CHICAGO -- The Chicago Bulls expressed optimism on Thursday following guard Lonzo Ball's latest surgery to address the lingering discomfort in his left knee, but his timeline to return to the court remains uncertain.
Bulls coach Billy Donovan met with director of athletic performance Chip Schaefer, who was in Los Angeles earlier in the week for Ball's surgery, before practice on Thursday and received reports that Ball's second knee operation since January "went well" and that Ball was in good spirits.
However, Donovan acknowledged that until Ball resumes his rehab process, it's difficult to determine when the Bulls might get their point guard back.

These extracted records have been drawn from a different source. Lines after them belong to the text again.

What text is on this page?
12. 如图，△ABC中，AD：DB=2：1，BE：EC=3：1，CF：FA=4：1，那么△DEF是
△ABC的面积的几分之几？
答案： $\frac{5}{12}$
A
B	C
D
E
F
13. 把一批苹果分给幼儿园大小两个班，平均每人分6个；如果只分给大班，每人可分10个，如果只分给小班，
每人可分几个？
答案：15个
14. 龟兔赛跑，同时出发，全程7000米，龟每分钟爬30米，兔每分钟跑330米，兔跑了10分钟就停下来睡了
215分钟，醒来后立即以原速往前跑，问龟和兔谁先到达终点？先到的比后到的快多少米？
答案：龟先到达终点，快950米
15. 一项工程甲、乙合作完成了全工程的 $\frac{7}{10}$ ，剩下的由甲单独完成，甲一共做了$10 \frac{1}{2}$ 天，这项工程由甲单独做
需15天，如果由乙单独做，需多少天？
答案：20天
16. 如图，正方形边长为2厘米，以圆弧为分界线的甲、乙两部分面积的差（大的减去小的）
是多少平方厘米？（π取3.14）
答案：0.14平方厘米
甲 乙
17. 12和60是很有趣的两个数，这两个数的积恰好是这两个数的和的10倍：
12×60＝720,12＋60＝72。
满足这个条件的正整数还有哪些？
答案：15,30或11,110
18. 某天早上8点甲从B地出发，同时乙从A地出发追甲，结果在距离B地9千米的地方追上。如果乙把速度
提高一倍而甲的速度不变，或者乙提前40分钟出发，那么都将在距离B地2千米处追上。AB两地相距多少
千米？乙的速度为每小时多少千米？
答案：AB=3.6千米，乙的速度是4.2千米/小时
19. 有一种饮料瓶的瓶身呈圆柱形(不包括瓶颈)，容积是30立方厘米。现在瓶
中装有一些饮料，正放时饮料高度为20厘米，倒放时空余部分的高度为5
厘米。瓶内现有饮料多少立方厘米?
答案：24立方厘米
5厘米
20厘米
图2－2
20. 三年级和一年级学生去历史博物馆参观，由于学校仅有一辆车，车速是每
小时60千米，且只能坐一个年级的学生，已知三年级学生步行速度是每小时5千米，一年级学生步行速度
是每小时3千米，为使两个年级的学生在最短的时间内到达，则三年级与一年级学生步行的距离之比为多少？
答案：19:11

"You always try to stay optimistic that this will get resolved and he'll be fine," Donovan said after practice Thursday. "But until he gets back and gets into the situations that were causing him pain, to see how he responds in being back in those situations, we'll find out more. I don't know how long it will take before he can actually start the rehab process."
Before the surgery, the Bulls announced they intended to reevaluate Ball in four to six weeks, which will keep him sidelined until that checkpoint around the start of November. He is expected to return to Chicago to continue his rehab around the team.
Ball, who turns 25 next month, has not played in a game since Jan. 14, when a torn meniscus was supposed to sideline him for a few months with the hope of returning for the playoffs. Instead, the injury has made for a perplexing saga that has been ongoing for most of the calendar year, leaving Ball and the team searching for answers. After spending all summer trying to rehab the knee and avoid surgery, Ball said this week's operation was intended to both identify the issue in his left knee and correct it.
"I'm at a point where I just want to get it over with and get healthy and get back to playing," Ball said earlier this week. "I missed the playoffs last year. I haven't played basketball pretty much all year. So for me, I just want to get out there with my teammates and do what I love to do."
This is his second arthroscopic surgery on his knee since the end of January, and third in his career. Ball said earlier this week prior to the surgery that he has not been able to run or jump on a basketball court and his knee is bothering him in everyday tasks, such as walking up stairs.
"You've also got a player that's been out for nine months," Donovan said. "It's not like in three weeks, the surgery is a success, you can just throw him back out there and play.
"We haven't even gotten to the point if this all goes well with the rhythm, timing, the flow, catching up. He's had no competitive play since [January]. So that's a whole other scenario of when he could actually get back."